Petuah Sang Kaisar Terakhir Tiongkok, Hidup Sebagai Tahanan di Uni Soviet

Sebuah gambar fragmen dari "The Last Emperor" (Kaisar Terakhir). Film Bernardo Bertolucci ini mengenalkan penonton Barat dengan kehidupan Pu Yi.

Sebuah gambar fragmen dari "The Last Emperor" (Kaisar Terakhir). Film Bernardo Bertolucci ini mengenalkan penonton Barat dengan kehidupan Pu Yi.

Kinopoisk.ru
Pu Yi, kaisar terakhir Tiongkok, menghabiskan waktu lima tahun sebagai tahanan perang di Uni Soviet.

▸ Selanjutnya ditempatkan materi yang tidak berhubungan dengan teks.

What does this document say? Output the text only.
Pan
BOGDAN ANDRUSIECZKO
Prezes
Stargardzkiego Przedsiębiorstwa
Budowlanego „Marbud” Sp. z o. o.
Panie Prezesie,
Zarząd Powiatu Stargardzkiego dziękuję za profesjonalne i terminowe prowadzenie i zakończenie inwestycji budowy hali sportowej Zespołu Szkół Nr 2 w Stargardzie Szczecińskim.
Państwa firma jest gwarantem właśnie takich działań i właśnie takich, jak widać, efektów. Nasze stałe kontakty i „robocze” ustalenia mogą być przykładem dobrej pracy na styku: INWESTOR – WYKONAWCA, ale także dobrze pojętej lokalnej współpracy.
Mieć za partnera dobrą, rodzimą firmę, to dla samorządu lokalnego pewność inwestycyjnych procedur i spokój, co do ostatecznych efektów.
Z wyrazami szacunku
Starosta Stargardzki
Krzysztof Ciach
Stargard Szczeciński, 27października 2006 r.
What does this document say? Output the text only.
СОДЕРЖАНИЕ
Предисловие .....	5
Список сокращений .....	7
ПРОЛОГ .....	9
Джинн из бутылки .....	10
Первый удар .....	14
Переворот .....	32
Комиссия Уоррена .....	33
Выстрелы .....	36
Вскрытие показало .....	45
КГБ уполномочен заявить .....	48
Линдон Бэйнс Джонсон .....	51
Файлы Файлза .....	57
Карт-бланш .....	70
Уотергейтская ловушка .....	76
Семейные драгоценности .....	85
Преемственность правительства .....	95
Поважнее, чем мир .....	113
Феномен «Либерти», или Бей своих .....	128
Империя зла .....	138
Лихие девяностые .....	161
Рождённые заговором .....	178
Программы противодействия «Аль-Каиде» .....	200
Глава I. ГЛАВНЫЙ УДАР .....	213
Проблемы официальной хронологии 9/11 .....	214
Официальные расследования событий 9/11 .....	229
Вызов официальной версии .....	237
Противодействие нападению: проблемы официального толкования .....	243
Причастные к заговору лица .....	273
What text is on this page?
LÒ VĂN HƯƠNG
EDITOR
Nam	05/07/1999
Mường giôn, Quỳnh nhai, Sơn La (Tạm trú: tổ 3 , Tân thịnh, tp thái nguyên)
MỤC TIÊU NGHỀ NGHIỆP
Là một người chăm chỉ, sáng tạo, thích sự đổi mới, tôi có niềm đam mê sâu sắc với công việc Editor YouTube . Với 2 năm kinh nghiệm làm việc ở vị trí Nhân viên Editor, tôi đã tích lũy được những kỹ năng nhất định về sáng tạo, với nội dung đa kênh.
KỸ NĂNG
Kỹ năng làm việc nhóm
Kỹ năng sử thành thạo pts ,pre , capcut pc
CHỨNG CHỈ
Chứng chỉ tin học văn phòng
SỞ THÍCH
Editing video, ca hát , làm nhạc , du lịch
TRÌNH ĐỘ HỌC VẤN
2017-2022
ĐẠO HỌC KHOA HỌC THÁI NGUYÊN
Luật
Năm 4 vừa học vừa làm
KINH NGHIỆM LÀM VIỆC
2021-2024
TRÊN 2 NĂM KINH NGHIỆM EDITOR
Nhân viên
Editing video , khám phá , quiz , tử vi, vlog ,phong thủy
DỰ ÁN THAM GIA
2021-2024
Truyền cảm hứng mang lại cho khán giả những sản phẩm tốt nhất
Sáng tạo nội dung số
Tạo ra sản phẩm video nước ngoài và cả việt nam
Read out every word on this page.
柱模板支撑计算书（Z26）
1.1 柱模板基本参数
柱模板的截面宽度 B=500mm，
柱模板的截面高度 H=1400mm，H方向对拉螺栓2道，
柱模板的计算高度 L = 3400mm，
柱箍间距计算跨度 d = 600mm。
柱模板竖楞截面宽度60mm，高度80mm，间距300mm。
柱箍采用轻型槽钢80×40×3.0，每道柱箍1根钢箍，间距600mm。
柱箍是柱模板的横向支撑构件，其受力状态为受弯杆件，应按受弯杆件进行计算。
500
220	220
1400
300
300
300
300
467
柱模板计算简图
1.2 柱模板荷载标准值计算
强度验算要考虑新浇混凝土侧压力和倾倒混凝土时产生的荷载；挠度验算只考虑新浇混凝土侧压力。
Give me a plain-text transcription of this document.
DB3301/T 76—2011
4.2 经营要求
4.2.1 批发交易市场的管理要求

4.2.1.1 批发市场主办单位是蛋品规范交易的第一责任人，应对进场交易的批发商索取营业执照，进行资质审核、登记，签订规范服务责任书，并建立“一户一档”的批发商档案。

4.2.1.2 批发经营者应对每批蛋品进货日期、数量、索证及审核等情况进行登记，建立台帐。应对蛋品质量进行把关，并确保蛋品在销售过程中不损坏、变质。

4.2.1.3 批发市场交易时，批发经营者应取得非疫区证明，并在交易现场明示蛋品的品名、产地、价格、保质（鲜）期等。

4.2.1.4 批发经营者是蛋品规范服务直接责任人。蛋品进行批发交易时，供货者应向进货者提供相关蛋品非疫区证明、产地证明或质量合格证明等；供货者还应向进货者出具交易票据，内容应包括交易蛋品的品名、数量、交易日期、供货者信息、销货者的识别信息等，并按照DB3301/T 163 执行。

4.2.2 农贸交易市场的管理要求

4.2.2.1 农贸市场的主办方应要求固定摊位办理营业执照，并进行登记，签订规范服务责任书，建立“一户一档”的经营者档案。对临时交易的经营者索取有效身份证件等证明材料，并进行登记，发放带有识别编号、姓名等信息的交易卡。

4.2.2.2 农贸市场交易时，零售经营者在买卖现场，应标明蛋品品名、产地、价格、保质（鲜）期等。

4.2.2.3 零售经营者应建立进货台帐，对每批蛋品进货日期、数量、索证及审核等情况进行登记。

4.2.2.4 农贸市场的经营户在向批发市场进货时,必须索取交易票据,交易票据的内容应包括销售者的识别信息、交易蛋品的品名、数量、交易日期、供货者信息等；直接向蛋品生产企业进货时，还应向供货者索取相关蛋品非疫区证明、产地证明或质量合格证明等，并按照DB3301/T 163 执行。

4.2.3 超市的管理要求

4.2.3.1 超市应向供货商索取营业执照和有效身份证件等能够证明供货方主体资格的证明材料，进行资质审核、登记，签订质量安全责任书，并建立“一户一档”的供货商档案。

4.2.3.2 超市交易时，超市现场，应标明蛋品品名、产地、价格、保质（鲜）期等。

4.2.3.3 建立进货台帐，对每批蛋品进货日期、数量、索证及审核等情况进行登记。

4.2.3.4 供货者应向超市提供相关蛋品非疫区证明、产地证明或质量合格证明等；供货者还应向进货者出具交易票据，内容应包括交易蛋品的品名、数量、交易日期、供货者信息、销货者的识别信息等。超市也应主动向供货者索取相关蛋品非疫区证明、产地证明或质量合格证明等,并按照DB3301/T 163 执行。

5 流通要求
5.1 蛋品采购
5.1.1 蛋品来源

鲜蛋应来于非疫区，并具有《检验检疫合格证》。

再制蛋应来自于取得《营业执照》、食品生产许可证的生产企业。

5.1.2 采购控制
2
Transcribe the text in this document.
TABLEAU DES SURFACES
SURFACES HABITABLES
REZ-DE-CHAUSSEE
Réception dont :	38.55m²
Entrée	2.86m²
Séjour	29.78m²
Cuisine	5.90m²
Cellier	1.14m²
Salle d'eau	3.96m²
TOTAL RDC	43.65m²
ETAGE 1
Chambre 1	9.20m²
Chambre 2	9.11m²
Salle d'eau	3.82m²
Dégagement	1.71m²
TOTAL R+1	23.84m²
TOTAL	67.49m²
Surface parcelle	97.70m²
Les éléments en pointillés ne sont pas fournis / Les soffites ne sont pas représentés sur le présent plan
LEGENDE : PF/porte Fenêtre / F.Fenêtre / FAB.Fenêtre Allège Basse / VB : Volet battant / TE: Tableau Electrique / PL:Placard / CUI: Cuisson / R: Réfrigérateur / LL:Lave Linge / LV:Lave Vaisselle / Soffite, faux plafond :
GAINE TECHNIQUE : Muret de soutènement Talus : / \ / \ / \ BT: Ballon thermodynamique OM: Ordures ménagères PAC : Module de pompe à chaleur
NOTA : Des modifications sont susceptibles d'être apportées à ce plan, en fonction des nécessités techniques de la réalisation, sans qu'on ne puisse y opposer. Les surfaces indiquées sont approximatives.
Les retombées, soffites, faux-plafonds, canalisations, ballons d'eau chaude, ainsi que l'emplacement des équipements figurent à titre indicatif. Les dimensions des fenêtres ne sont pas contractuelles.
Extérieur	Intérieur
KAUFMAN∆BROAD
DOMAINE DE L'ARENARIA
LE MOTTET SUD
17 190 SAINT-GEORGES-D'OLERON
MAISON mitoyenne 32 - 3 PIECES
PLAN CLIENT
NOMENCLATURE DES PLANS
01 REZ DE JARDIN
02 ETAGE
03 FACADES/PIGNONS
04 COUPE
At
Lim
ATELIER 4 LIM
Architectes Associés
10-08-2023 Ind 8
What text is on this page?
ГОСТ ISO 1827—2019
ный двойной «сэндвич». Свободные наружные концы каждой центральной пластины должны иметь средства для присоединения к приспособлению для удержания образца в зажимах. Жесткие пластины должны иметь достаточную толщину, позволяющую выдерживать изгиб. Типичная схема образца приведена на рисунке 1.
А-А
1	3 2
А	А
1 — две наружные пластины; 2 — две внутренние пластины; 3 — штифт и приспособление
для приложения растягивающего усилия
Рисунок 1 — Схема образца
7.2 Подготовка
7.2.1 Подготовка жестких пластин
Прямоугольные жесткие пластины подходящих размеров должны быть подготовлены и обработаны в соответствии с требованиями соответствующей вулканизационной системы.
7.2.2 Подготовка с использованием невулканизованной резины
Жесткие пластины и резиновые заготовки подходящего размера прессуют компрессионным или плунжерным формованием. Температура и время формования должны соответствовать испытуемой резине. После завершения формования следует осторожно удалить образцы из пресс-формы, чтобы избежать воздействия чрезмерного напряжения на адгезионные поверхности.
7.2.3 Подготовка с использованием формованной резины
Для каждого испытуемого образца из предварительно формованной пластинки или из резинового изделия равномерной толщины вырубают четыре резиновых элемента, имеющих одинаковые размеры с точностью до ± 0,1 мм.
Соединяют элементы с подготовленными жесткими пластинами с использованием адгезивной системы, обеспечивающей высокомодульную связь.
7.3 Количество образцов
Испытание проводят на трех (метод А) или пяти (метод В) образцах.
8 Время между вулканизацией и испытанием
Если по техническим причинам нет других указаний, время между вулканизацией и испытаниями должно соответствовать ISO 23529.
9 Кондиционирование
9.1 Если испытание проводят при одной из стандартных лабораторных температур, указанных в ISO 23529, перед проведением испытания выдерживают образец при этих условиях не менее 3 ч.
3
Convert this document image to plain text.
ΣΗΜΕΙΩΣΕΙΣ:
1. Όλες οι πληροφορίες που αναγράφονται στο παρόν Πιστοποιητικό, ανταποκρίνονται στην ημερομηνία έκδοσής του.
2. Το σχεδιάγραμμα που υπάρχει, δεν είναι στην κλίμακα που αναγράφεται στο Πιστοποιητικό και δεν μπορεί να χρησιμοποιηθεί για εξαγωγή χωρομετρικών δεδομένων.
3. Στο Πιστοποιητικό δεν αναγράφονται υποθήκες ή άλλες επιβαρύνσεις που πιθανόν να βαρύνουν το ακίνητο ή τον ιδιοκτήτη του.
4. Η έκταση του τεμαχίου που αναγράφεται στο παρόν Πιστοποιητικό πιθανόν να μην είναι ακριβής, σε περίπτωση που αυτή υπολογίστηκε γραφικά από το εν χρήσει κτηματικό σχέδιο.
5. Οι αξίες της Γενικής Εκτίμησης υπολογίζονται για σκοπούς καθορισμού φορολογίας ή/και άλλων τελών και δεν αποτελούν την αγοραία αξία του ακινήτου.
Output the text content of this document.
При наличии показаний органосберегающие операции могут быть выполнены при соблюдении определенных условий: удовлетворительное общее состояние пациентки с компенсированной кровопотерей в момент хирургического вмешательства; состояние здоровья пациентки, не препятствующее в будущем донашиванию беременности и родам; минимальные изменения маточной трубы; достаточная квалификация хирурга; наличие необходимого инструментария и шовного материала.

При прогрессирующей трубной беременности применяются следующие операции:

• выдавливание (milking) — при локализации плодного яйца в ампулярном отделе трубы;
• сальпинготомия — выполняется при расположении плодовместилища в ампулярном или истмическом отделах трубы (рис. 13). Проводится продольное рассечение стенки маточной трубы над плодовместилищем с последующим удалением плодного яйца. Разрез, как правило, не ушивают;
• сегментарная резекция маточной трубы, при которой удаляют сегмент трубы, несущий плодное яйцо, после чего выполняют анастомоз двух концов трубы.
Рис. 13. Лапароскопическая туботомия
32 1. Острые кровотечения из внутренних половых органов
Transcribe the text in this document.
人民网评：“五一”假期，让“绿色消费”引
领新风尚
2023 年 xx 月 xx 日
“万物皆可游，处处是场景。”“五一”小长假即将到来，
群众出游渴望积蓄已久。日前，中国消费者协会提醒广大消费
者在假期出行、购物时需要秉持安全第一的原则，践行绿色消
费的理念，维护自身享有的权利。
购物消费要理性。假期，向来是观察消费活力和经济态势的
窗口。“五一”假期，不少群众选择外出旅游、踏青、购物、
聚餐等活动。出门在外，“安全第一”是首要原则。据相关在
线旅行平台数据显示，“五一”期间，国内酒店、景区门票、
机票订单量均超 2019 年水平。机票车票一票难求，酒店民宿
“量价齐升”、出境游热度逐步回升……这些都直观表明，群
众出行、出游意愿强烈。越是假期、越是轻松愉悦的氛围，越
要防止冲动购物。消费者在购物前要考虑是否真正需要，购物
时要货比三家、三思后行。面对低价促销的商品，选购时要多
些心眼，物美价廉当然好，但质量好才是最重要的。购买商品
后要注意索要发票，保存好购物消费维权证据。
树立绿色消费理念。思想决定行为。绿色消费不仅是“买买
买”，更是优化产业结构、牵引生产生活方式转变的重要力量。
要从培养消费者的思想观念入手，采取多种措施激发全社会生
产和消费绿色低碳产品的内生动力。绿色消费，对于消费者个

Dalam otobiografi yang dipublikasikan pada 1960-an, ia mendeskripsikan dengan detil kehidupannya di Chita dan Khabarovsk.

Pada 18 Agustus 1945, Kaisar Terakhir Tiongkok, Pu Yi, yang kala itu diturunkan jabatannya menjadi kaisar negara boneka Jepang Manchukuo, melepas tahtanya dan hendak melarikan diri dari Tiongkok bersama dengan tentara Jepang yang mengalami kekalahan. Film karya Bernardo Bertolucci yang memenangkan piala Oscar, ‘The Last Emperor’ menggambarkan momen ketika pasukan Soviet merebut bandara Manchurian dan menghentikan Pu Yi serta rombongan kerajaannya untuk kabur ke Korea. Mereka dibawa ke Uni Soviet, menghadapi nasib yang tak pasti.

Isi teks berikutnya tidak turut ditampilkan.